The eyes, one human, the others monstrous, stared beseechingly at Cornelius. “Please. Kill me.”

“Dickie. The Bullingdon rapier.”

Ceremoniously, Dickie passed Cornelius the sword. His younger brother held up a hand in pause. “Wait. What was the rest of your plan to kill Strahd?”

“Wear the ring,” Van Richten coughed.

“I will wear the ring for you, Rudolph. But Clarence raises an important question- we were a bit muddled earlier trying to explain to the Abbot what exactly we were intending to do to defeat Strahd.”

Van Richten’s face was a mask of pain. “You’ll know. All will be revealed. Please, end this.”

“Oh, just do it!” Paris cried. “We should have got here earlier.”

“We’re sorry it had to end this way,” Dickie said gently.

Cornelius raised the Rapier. “Now, if I can remember where the heart is…” and the blade thrust into Van Richten’s chest, about four inches to the side of his heart. “Morninglord be with you, my friend,” Cornelius intoned, leaning his weight into the blade and closing his eyes in prayer. Van Richten writhed in agony, squealing.

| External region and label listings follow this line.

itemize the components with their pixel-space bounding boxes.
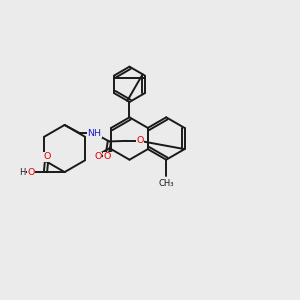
Text: CH₃: CH₃	[158, 179, 174, 188]
Text: O: O	[94, 152, 101, 161]
Text: O: O	[43, 152, 51, 161]
Text: NH: NH	[87, 129, 101, 138]
Text: O: O	[136, 136, 143, 146]
Text: H: H	[19, 168, 26, 177]
Text: O: O	[27, 168, 34, 177]
Text: O: O	[103, 152, 111, 161]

Dickie surreptitiously reached over and drew the blade of his dagger across Van Richten’s throat, and the man fell still at last. Cornelius closed his one human eye, and with his touch the body began to glow with soft, gentle light.

“Dickie, pass me the ring.” The manservant did as told; the ring had reappeared as Van Richten died. Cornelius slipped it onto his own finger, and it once again was disappeared: invisible, but he could feel it still. A voice appeared in Cornelius’ head; familiar nasal tones.

"Well that was about the most unpleasant experience of my life,” said Rudolph Van Richten.“So. Things haven’t quite gone to plan.”